Wednesday, December 13, 2017

Nobody Owes You a Job

Believe it or not, the purpose of a job isn't to be some scheme where a business charitably provides you with money, insurance, and other benefits.

A job exists because someone needs something accomplished, and you can do it for them either better, more efficiently, or less expensively than they could it themselves.

Your job is to make your boss' job easier. If your boss is spending too much time managing you or fixing your mistakes or otherwise reworking your work, or you are becoming more expensive than the value of what you provide, your boss is either going to replace you, do the work himself/herself, or not get that work done any more. Your boss hires you to free himself or herself up to do other things.

That's the way things work naturally. Regulations, laws, and union contracts may interfere with this, but do so to the detriment of progress and growth.

We all have something to offer others. They have something to offer us. Agreeing to voluntary exchange goods or services for other goods, services, or money need not require any involvement by anyone else, and most of the time outside interference shouldn't happen.

Nobody owes you a job unless they have voluntarily submitted to a contract obligating them to employ you for that length of time and you are upholding your end of the contract. You can offer something you have for something you want, and if you find someone willing to make that exchange, you can both get what you want.

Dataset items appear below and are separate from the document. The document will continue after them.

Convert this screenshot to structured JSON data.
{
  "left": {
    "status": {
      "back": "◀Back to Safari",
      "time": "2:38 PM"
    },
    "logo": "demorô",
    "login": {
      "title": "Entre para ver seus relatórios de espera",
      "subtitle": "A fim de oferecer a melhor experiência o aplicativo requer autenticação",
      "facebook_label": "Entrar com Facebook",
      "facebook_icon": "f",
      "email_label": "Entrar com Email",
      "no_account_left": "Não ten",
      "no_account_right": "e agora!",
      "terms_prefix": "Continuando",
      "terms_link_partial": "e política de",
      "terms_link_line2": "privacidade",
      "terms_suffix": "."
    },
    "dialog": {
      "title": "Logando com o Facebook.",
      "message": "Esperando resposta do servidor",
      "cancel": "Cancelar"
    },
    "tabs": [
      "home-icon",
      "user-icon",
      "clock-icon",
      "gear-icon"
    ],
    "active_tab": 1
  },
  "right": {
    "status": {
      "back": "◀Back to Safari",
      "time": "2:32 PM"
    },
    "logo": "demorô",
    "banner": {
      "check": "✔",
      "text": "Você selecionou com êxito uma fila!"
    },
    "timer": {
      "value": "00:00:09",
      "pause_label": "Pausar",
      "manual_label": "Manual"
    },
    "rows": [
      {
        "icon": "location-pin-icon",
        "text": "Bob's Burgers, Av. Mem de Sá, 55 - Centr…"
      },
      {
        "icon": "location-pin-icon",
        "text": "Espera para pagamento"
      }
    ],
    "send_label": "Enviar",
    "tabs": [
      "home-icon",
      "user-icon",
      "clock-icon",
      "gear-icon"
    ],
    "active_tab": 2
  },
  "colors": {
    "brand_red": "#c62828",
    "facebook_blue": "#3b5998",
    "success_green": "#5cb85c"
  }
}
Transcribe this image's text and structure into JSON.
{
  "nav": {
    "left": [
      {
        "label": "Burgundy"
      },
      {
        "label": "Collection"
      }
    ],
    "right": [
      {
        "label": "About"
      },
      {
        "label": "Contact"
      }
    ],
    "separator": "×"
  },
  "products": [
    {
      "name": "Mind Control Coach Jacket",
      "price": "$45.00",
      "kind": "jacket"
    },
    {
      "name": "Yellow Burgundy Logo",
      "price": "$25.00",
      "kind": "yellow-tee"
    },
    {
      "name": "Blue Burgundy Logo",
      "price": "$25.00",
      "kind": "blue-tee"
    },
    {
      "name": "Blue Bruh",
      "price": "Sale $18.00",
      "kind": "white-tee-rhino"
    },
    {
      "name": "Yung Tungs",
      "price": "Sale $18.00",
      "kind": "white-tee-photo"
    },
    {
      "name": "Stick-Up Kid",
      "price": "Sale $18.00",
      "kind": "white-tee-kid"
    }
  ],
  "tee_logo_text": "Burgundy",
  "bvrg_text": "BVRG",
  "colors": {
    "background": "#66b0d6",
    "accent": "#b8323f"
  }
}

When the need to do that work no longer exists for whatever reason, the job should cease. Sure, it would be nice to never have to worry about cash flow, to never have to look for another job, to never have to deal with an interruption of benefits, etc. But if your services no longer meet an existing need at the right price, the natural thing is for the job to end – at least for you.

Very rarely is that the fault of a President of the United States of America, Congress, or a business. It is just the way things are.

The solution? Make sure what you are offering makes your boss want to keep you around, or makes you valuable to some other boss.